Motosiklet ve Özgürlük
İnsan motosiklete bindiğinde kendini neden özgür hisseder? Arabada olmayıp motosiklette olan şey nedir? Nefesi sıkışan, kalbi daralan bir insan neden motosiklette ferahlar? Bu motorla mı ilgili yoksa bizim zihnimizle mi?
İlk olarak insan neden sıkışmış hisseder onu bilmek gerekir. İnsan çevresinden, insanlardan, anlaşılmamaktan, kabul görmemekten, hayalleri ile gerçekler arasındaki uçurumdan dolayı sıkışır. Bu sıkışma ilk olarak göğüste başlar.
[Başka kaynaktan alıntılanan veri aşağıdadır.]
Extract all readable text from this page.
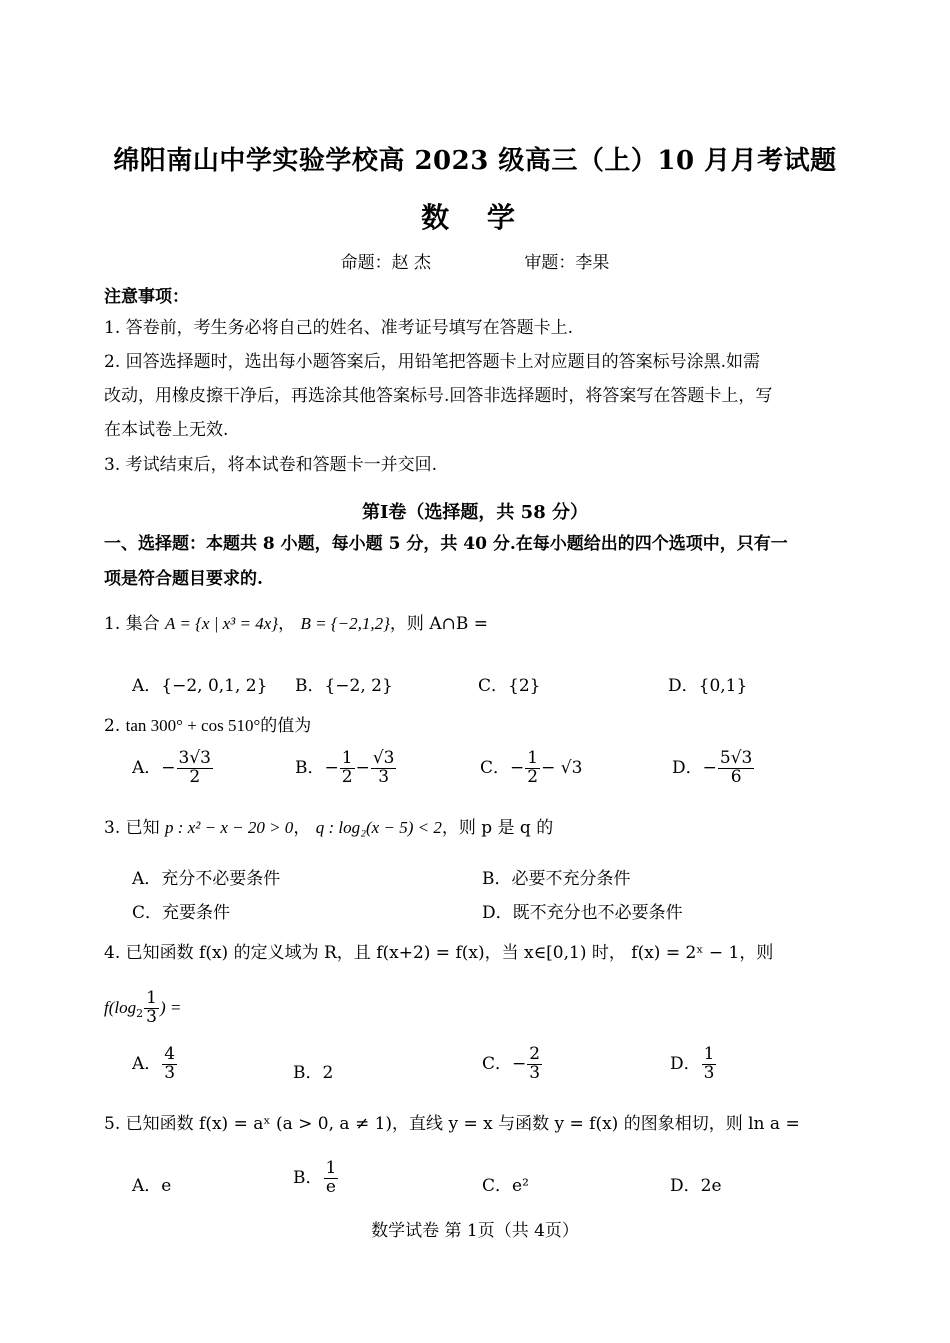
绵阳南山中学实验学校高 2023 级高三（上）10 月月考试题
数 学
命题：赵 杰	审题：李果
注意事项：
1. 答卷前，考生务必将自己的姓名、准考证号填写在答题卡上.
2. 回答选择题时，选出每小题答案后，用铅笔把答题卡上对应题目的答案标号涂黑.如需
改动，用橡皮擦干净后，再选涂其他答案标号.回答非选择题时，将答案写在答题卡上，写
在本试卷上无效.
3. 考试结束后，将本试卷和答题卡一并交回.
第Ⅰ卷（选择题，共 58 分）
一、选择题：本题共 8 小题，每小题 5 分，共 40 分.在每小题给出的四个选项中，只有一
项是符合题目要求的.
1. 集合 A = {x | x³ = 4x}， B = {−2,1,2}，则 A∩B =
A．{−2, 0,1, 2} B．{−2, 2}	C．{2}	D．{0,1}
2. tan 300° + cos 510°的值为
A．− $\frac{3√3}{2}$	B．− $\frac{1}{2} - \frac{√3}{3}$	C．− $\frac{1}{2} - √3$	D．− $\frac{5√3}{6}$
3. 已知 p : x² − x − 20 > 0， q : log₂(x − 5) < 2，则 p 是 q 的
A．充分不必要条件	B．必要不充分条件
C．充要条件	D．既不充分也不必要条件
4. 已知函数 f(x) 的定义域为 R，且 f(x+2) = f(x)，当 x∈[0,1) 时， f(x) = 2ˣ − 1，则
$f(\log_2 \frac{1}{3}$ ) =
A． $\frac{4}{3}$	B．2	C．− $\frac{2}{3}$	D． $\frac{1}{3}$
5. 已知函数 f(x) = aˣ (a > 0, a ≠ 1)，直线 y = x 与函数 y = f(x) 的图象相切，则 ln a =
A．e	B． $\frac{1}{e}$	C．e²	D．2e
数学试卷 第 1页（共 4页）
Sonra kalbe, boyna, gözlere, dudaklara ilerler. Derin nefes alma çabaları başlar. Ama nafile. İhtiyaç nefes değildir o anda. Daha derinlerde bastırılmış daha büyük ihtiyaçlar vardır. O kadar derine itilmiştir ki oraya ulaşmak ve onlara dokunmak her geçen an daha da zorlaşır.
Zihin bir bataklık gibidir. Kaçmak için çabalamak daha fazla batmaya sebep olur. Hareketsiz durmak da yavaş yavaş batırır kişiyi. Asıl kurtuluş sağlam bir dal parçasındadır. Sağlam kökleri olan bir dal. O dalı bulamayan insan kaçmak için çabalar. Bu kaçış düşünsel olarak farklı alanlara odaklanmak, fiziksel olarak hareket etmektir. İşte motosikletin verdiği şey de budur. O sıkışma anında ekipmanları giyip, motosikleti çalıştırıp, bulunduğun yer, düşünce, duygudan gazlayarak uzaklaşmak. Uzaklaşırken hava hızla çarpar bedenine. Sen havayı yararak ilerlersin. Havanın vücudunda yarattığı baskı zihninin yarattığı baskıyı unutturur sana bir anlığına. Tekrar nefes almaya başlarsın sonunda. Kurtuldum sanırsın o düşüncelerden. Sadece daha derine itmişsindir. Anlık rahatlamayla tatmin olmuşsundur. Kendine gelmişsindir ya da uzaklaşmışsındır. Ta ki bir sonraki batışa kadar. O zamana kadar özgürsündür.
Ne dersiniz?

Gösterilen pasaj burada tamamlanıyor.